Sex changes after marriage, just like everything else in your relationship. You're going to be on the same page some of the time, but not always. It sounds like you weren't on the same page even before marriage so you shouldn't be too hard on her if you didn't express this as an issue before. 
The best thing to do this early in your marriage is to talk with her about what's on your mind and ask her to be open about her interest in sex, what her expectations are. Communication is key to the health of your relationship, the better you can make it from the get go, the better off you'll be as you travel this path together.


----------



## LostandNervous (Jul 13, 2010)

i am currently 21, she is 20 and same age when we married 5months ago, it was never an issue before hand but now i feel hornier and tend to think of other girls...i dont know why but i keep thinking of having sex with another girl and how good they look blah blah
_Posted via Mobile Device_


----------



## Carron36 (Jun 2, 2010)

the change is in you then and not her.
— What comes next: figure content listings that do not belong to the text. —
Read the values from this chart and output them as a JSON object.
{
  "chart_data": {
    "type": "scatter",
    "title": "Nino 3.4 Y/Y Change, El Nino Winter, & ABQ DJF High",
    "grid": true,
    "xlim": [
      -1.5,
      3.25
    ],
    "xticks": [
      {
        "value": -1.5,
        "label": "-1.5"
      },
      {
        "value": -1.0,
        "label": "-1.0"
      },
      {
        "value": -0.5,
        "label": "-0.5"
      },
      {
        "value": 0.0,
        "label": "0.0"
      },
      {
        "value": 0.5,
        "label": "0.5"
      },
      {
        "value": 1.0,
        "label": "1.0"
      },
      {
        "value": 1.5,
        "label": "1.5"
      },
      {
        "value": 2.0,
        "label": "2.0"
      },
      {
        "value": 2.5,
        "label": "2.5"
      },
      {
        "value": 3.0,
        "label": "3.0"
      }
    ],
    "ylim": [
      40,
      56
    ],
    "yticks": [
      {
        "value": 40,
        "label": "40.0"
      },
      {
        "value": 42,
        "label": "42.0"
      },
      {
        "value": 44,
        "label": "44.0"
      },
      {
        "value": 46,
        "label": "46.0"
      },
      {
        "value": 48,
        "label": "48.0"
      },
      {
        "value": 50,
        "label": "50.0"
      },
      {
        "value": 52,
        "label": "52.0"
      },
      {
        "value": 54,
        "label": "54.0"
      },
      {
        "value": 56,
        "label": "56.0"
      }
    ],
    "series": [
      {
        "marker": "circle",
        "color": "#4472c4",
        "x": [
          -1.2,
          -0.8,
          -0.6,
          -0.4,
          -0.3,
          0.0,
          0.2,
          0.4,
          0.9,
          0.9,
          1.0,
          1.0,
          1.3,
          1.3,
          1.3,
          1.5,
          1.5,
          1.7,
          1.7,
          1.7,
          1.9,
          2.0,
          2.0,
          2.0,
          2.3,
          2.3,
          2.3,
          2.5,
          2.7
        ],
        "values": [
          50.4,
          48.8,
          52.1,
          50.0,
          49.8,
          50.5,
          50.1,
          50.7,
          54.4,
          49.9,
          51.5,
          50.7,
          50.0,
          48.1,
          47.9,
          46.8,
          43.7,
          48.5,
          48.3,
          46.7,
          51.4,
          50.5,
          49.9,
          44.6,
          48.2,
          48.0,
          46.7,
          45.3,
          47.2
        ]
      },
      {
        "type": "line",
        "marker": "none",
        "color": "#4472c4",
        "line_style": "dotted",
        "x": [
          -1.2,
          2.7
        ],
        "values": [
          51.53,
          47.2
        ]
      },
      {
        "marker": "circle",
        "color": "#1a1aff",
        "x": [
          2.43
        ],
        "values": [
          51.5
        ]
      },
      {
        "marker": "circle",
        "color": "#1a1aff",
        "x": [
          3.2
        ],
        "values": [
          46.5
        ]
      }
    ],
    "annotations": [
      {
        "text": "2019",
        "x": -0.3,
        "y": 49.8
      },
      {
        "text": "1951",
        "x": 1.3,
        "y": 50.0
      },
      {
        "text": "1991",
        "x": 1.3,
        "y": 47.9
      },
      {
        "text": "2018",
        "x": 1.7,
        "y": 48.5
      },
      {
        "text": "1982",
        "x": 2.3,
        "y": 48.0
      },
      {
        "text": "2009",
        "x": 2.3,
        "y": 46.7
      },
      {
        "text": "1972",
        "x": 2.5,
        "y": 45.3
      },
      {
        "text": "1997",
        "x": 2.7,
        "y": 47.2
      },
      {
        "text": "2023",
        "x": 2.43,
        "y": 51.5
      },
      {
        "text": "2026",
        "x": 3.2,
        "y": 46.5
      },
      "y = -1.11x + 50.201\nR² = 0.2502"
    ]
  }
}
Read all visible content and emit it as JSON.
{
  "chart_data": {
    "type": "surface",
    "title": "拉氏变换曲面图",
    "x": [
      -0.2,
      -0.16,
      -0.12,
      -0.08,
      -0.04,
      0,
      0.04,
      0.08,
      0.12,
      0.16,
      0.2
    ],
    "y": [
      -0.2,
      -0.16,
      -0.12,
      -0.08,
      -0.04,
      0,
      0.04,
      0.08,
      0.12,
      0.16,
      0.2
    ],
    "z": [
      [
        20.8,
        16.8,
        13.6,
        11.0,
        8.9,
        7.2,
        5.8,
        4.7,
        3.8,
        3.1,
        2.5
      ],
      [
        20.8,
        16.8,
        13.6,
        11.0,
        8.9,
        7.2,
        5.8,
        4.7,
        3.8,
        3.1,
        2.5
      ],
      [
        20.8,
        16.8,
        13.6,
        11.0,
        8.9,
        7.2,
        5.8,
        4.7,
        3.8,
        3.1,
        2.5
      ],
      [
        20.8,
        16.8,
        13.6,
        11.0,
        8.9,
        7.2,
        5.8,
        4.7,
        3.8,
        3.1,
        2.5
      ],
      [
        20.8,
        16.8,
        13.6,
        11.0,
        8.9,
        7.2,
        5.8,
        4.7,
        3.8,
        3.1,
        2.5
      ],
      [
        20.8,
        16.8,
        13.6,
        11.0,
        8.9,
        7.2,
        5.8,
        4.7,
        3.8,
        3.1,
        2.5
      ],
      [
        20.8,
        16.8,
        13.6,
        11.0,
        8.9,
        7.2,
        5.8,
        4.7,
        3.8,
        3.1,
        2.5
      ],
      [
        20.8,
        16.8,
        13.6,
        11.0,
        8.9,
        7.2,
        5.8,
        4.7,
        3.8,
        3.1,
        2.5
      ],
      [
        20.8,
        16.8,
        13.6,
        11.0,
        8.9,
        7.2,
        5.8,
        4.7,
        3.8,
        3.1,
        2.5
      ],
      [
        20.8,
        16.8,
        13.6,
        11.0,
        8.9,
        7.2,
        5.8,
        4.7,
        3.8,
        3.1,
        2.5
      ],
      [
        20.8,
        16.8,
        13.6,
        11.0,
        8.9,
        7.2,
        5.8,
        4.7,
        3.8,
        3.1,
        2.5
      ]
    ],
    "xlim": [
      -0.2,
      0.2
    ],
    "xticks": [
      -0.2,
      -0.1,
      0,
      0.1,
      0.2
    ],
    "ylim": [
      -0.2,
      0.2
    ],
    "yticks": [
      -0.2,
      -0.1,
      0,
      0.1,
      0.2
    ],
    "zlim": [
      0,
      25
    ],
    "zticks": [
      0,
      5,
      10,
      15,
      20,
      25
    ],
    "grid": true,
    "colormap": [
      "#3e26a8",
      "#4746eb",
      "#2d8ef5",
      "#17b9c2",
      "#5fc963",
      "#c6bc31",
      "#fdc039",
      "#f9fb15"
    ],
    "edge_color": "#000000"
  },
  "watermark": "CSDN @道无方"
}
You shouldn't try to talk her into changing her interest in sex just yet. First, you need to figure out why your feelings have changed and why your sex drive has changed. I'm twice your age and, based on experience, it would seem that now that you're married and not supposed to be with anyone else, psychologically it's more appealing to you. "you can look, but you can't touch..."


----------



## LostandNervous (Jul 13, 2010)

Carron36 said:


> the change is in you then and not her. You shouldn't try to talk her into changing her interest in sex just yet. First, you need to figure out why your feelings have changed and why your sex drive has changed. I'm twice your age and, based on experience, it would seem that now that you're married and not supposed to be with anyone else, psychologically it's more appealing to you. "you can look, but you can't touch..."


thats actually the first response that makes sense since i have been to another forum and no one really said much. Its hard to handle cause i truely wanna "touch" and know that if placed in that situation, the chances are high. I feel bad cause i dont want to hurt her but feel like i NEED to do this in order to be happy (i know i dont NEED to but rather want). Plus, since she is a somewhat bigger girl n complains of her weight alot (like most women lol) i try to get her to go work out but nvr wants to, but sits all day after work.
_Posted via Mobile Device_


----------



## Carron36 (Jun 2, 2010)

you're young, be careful and be smart. Tell your wife as gently as possible what you're feeling and even what you think you're capable of (cheating) BEFORE you do anything with anyone else. At least give your marriage a fighting chance by being honest with her and you may get the change you want in your sex life at home. Going about it that way will be less painful for her and you (I know you can't see that right now) then if you cheat first and then deal with the ugly repercussions when you get caught. Women at almost any age are very intuitive and she will know when there is a change in you if you go through with an affair.


----------